Hayvan ve insan hakları temel bir haktan kaynaklanmaktadır: İçsel değeri olan bir birey olarak saygılı muamele görme hakkı.

Filozofların bunu ifade etmenin geleneksel bir yolu vardır:

Haklara sahip hayvanlara, kendileri için bir amaç olarak muamele edilmelidir; amaçlarına ulaşmak için başkaları tarafından tedavi edilmemeleri gerekir.

Bu temel haktan başka haklar geliyor.

Belirli türler yalnızca ilgili ve faydalı haklara sahip olurlar; bu nedenle hayvanlar, insanların sahip olduğu tüm haklara sahip değildir. Örneğin: hayvanlar oy kullanmak istemiyor ya da istemiyor.

Haklar çatıştığında

Bazen belirli bir durum bir haklar çatışmasına neden olur.

Bazı bireylerin veya grupların haklarını ihlal etmenin bir alternatifi olmadığında en iyi hareket tarzını belirlemek için iki yöntem kullanılabilir:

Miniride İlkesi: Benzer zararların söz konusu olduğu yerlerde en az bireyin haklarını geçersiz kılar.

En Kötü Kurtulma İlkesi: Farklı olmayan zararların söz konusu olduğu yerlerde, kötü niyetli bireye zarar vermekten kaçının.

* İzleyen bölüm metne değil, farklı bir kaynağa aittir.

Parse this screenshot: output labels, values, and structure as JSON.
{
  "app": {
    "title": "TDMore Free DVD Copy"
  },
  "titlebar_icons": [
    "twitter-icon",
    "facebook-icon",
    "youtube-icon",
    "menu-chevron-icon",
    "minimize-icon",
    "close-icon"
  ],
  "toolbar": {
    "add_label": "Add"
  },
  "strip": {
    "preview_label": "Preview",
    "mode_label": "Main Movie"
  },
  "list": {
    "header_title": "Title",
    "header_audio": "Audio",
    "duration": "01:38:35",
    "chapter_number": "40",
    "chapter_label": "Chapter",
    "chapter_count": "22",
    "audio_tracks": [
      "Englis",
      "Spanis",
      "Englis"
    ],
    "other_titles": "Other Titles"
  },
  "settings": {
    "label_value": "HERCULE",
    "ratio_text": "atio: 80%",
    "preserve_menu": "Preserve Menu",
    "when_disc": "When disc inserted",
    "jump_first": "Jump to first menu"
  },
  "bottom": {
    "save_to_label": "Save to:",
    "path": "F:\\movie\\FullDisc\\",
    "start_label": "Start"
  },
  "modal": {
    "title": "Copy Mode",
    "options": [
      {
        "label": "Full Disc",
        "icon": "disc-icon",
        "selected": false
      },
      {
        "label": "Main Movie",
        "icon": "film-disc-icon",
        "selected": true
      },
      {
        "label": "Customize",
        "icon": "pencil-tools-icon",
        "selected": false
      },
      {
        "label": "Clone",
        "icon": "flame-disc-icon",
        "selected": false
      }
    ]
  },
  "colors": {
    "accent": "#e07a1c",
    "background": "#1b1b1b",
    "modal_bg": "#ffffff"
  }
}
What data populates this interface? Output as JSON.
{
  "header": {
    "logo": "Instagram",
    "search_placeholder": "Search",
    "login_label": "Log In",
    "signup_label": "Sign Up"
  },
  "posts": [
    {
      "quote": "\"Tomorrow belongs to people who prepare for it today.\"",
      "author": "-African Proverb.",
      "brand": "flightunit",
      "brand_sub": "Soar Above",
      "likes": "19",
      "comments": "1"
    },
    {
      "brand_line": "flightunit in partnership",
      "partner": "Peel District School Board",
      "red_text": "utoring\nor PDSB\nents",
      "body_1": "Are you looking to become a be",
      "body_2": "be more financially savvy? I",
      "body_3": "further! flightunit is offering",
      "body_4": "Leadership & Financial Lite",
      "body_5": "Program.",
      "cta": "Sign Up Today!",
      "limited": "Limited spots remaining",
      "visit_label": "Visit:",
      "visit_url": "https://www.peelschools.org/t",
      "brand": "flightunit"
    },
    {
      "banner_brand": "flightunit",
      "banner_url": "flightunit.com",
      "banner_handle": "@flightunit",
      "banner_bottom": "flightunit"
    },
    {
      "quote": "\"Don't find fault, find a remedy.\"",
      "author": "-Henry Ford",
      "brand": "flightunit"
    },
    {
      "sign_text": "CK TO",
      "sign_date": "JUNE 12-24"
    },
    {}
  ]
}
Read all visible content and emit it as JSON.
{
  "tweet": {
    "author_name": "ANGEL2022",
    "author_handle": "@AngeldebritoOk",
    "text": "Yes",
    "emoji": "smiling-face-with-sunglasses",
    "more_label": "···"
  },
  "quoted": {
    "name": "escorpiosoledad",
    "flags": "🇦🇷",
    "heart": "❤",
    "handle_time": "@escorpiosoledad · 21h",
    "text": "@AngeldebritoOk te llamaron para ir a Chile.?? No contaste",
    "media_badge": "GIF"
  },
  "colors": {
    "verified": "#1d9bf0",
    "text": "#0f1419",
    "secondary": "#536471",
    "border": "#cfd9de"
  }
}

Zarar, sahip olma ve arzuları yerine getirme kapasitesinin azaltılması olarak tanımlanmaktadır.

Bu zarar tanımı insanlara hayvanlar üzerinde faydalıdır çünkü insanlar insan olmayan hayvanlardan ziyade tatmin etmek istediklerinden çok daha fazla arzu duyarlar.

Bu, insanlara karşı hayvanlara karşı insanların geleneksel sorunlarının çoğunu çözer, çünkü incelenen insan insan dışı hayvanlardan çok daha fazla zarar görür.

Ancak dikkatli olun: Bu alternatif eylem yöntemlerini seçme yöntemi faydacı değildir, mutlaka en büyük genel mutluluğu üreten eylem yolunu seçmeye yol açmaz.